Magnetism formula sheet — Biot-Savart, Ampere, force on wire, torque on loop

Question

A circular loop of radius 10 cm carries a current of 5 A. Find the magnetic field at the centre of the loop and the magnetic moment of the loop.

(JEE Main / NEET / CBSE 12 — Moving Charges and Magnetism)

Magnetism Problem Classification

flowchart TD
    A["Magnetism Problem"] --> B{What to find?}
    B -->|"B field from a wire/loop"| C{Geometry?}
    B -->|"Force on a current-carrying wire"| D["F = BIL sin theta"]
    B -->|"Torque on a loop"| E["tau = NIAB sin theta = M x B"]
    B -->|"Force between two wires"| F["F/L = mu_0 I1 I2 / (2 pi d)"]
    C -->|Straight wire| G["Biot-Savart or Ampere"]
    C -->|Circular loop| H["B = mu_0 I / (2R) at centre"]
    C -->|Solenoid| I["B = mu_0 n I"]
    G --> G1["Infinite wire: B = mu_0 I / (2 pi r)"]

Solution — Step by Step

The formula for the magnetic field at the centre of a circular loop carrying current $I$ :

B = \frac{\mu_0 I}{2R}

Given: $I = 5$ A, $R = 10$ cm = 0.1 m, $\mu_0 = 4\pi \times 10^{-7}$ T $\cdot$ m/A

B = \frac{4\pi \times 10^{-7} \times 5}{2 \times 0.1} = \frac{20\pi \times 10^{-7}}{0.2}

\boxed{B = 10\pi \times 10^{-6} \text{ T} = 31.4 \times 10^{-6} \text{ T} \approx 31.4 \text{ } \mu\text{T}}

Magnetic moment: $M = NIA$

For a single loop ( $N = 1$ ):

M = 1 \times 5 \times \pi(0.1)^2 = 5 \times 0.01\pi

\boxed{M = 0.05\pi \text{ A}\cdot\text{m}^2 \approx 0.157 \text{ A}\cdot\text{m}^2}

The magnetic moment direction follows the right-hand rule: curl fingers in the direction of current, thumb points in the direction of $\vec{M}$ .

Situation	Formula
Field at centre of loop	$B = \mu_0 I/(2R)$
Field on axis of loop (distance $x$ )	$B = \mu_0 IR^2/[2(R^2 + x^2)^{3/2}]$
Infinite straight wire (distance $r$ )	$B = \mu_0 I/(2\pi r)$
Solenoid (inside)	$B = \mu_0 nI$ ( $n$ = turns/length)
Toroid	$B = \mu_0 NI/(2\pi r)$ ( $N$ = total turns)
Force on wire	$\vec{F} = I\vec{L} \times \vec{B}$
Torque on loop	$\vec{\tau} = \vec{M} \times \vec{B}$

Why This Works

The Biot-Savart law gives the magnetic field from any current element: $d\vec{B} = \frac{\mu_0}{4\pi}\frac{Id\vec{l} \times \hat{r}}{r^2}$ . Integrating this over a circular loop gives the centre-field formula. Ampere’s law ( $\oint \vec{B}\cdot d\vec{l} = \mu_0 I_{\text{enc}}$ ) provides a shortcut when there is symmetry — similar to how Gauss’s law shortcuts electrostatics.

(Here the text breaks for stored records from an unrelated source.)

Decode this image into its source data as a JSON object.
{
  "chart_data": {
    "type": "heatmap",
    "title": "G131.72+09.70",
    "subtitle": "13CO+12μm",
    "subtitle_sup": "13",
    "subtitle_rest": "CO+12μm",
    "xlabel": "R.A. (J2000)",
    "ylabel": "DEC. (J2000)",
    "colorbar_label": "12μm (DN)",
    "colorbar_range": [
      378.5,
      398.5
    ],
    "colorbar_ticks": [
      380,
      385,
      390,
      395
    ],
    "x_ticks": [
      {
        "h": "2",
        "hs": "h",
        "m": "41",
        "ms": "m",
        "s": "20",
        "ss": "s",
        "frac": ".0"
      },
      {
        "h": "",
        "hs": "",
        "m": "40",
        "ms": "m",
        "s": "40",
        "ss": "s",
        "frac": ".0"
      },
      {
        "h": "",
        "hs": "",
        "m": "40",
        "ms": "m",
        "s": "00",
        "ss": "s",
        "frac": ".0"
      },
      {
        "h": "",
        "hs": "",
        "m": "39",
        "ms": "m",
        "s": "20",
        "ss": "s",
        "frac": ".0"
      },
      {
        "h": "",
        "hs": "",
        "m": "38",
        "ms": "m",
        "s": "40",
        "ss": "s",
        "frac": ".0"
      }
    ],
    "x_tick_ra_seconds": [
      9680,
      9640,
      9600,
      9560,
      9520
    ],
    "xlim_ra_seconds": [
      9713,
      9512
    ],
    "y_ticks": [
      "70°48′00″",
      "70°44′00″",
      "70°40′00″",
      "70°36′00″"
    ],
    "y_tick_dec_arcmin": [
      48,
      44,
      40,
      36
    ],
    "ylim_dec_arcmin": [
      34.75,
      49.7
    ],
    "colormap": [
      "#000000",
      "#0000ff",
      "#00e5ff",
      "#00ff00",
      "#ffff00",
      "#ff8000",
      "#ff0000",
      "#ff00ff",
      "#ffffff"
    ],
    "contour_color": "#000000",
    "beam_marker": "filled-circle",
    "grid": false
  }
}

Alternative Method — Force Between Parallel Wires

Two parallel wires carrying currents $I_1$ and $I_2$ separated by distance $d$ :

\frac{F}{L} = \frac{\mu_0 I_1 I_2}{2\pi d}

Currents in the same direction attract; opposite directions repel. This is the basis for the SI definition of the ampere.

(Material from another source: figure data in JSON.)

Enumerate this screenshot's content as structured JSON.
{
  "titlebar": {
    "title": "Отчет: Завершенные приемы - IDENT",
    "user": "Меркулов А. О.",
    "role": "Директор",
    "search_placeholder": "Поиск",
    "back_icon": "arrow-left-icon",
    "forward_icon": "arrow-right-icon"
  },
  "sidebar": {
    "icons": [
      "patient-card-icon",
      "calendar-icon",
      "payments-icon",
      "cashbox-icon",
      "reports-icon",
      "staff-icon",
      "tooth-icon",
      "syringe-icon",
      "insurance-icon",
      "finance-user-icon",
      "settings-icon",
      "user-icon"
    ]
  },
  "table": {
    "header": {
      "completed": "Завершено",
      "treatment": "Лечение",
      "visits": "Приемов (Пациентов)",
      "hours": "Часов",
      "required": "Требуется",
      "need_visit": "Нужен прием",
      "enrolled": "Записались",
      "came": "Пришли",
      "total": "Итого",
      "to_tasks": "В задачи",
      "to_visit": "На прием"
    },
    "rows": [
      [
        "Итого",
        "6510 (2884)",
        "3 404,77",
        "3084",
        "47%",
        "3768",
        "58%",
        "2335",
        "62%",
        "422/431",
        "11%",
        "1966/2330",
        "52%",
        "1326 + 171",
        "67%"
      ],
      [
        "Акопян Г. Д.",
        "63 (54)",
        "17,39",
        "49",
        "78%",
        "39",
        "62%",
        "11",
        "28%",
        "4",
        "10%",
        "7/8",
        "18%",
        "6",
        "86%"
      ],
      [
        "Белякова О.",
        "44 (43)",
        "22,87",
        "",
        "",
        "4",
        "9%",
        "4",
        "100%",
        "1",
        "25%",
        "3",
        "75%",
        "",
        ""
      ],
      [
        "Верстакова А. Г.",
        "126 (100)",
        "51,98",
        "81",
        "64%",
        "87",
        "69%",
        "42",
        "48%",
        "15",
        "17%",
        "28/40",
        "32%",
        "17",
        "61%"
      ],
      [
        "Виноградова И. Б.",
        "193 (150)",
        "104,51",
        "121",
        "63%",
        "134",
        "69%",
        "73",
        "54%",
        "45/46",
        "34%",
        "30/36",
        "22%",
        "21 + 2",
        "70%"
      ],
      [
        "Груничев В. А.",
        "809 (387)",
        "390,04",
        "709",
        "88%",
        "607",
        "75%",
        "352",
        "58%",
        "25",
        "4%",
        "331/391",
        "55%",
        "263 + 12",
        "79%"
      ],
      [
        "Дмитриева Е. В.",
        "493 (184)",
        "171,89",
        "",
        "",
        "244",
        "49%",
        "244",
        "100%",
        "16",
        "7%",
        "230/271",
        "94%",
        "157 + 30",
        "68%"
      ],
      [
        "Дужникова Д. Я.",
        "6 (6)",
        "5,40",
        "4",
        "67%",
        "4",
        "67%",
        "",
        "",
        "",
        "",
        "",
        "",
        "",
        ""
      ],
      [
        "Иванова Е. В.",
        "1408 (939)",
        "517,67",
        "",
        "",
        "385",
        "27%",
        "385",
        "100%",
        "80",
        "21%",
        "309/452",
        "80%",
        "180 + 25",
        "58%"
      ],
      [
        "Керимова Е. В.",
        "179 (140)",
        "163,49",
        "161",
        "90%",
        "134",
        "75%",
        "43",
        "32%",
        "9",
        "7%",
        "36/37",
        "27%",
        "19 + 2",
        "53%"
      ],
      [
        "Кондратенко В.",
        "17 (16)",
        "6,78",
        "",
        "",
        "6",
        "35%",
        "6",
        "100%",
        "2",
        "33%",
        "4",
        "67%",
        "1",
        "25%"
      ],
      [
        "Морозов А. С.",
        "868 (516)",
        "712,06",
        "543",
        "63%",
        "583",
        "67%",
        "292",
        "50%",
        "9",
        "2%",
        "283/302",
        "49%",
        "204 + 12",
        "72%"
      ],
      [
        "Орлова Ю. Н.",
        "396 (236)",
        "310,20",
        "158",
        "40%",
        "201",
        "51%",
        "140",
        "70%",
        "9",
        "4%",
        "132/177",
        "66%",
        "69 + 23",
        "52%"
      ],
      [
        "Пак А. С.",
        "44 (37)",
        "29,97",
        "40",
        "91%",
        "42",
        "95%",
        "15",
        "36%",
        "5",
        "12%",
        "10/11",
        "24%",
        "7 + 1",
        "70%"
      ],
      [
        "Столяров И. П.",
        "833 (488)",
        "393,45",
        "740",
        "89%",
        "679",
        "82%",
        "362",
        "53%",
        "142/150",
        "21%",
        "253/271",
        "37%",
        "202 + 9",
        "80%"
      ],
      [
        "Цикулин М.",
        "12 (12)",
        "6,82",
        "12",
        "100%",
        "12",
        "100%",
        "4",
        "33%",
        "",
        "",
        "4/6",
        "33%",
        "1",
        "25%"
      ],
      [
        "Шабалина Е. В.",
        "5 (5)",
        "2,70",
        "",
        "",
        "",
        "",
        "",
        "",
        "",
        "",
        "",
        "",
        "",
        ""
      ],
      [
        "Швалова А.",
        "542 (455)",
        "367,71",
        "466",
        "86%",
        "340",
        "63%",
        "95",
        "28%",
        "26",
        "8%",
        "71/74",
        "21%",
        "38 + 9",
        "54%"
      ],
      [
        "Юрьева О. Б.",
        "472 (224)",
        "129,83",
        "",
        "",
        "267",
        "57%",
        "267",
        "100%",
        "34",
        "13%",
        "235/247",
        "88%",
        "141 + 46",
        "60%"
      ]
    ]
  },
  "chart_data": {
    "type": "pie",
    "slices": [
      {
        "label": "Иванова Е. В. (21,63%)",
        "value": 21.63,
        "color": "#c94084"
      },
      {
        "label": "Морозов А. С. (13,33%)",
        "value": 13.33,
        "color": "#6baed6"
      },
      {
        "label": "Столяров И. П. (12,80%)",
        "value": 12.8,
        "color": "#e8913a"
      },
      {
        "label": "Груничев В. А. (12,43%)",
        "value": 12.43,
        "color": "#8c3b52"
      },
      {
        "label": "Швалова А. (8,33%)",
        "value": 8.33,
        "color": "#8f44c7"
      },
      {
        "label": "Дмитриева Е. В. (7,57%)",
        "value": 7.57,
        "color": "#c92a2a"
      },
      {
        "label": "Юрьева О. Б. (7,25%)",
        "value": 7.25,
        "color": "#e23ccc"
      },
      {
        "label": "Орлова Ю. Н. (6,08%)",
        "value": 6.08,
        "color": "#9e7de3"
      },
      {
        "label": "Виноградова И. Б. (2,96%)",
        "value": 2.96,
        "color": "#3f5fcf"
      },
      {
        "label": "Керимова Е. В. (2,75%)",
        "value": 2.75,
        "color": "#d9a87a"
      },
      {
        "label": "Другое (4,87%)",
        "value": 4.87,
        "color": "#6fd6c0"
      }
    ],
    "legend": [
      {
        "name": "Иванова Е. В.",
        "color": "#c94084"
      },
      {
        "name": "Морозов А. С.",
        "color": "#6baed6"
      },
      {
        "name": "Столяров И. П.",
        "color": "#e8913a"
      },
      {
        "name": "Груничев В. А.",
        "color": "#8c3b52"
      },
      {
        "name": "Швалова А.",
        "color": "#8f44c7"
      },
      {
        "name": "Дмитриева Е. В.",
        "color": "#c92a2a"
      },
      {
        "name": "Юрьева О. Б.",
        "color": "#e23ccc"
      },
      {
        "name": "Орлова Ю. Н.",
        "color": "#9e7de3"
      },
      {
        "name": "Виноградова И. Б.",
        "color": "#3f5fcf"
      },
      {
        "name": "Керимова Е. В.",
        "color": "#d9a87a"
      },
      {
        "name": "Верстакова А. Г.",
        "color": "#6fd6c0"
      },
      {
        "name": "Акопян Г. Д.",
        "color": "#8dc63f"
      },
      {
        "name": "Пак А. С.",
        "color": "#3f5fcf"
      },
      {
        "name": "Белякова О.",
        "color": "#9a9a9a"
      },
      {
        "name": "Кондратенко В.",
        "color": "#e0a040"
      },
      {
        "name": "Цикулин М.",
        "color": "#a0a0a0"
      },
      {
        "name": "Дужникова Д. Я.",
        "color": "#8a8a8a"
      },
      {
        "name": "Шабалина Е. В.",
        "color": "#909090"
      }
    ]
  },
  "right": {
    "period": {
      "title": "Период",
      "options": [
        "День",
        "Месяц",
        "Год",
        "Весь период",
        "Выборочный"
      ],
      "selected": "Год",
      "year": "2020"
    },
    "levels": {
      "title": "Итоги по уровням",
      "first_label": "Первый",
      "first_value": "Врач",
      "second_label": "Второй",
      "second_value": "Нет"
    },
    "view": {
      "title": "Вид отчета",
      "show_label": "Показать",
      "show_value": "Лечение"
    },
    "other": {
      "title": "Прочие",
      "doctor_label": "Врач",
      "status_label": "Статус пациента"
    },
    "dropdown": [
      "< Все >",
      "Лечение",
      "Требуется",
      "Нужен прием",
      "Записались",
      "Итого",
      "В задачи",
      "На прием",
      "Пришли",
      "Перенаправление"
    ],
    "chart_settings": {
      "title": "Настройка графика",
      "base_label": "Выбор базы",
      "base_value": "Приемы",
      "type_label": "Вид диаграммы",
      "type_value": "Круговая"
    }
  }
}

For JEE/NEET, the most asked magnetism numericals involve: (1) field at the centre of a loop, (2) force between parallel wires, and (3) torque on a current loop in a uniform field. Master these three and you cover 60% of the problems from this chapter.

Common Mistake

Students frequently confuse the formula for the field of a straight wire ( $\mu_0 I/2\pi r$ ) with the field at the centre of a loop ( $\mu_0 I/2R$ ). Notice: the straight wire formula has $\pi$ in the denominator, the loop formula does not. Mixing them up gives an answer off by a factor of $\pi$ — which is easy to catch if you check units and orders of magnitude.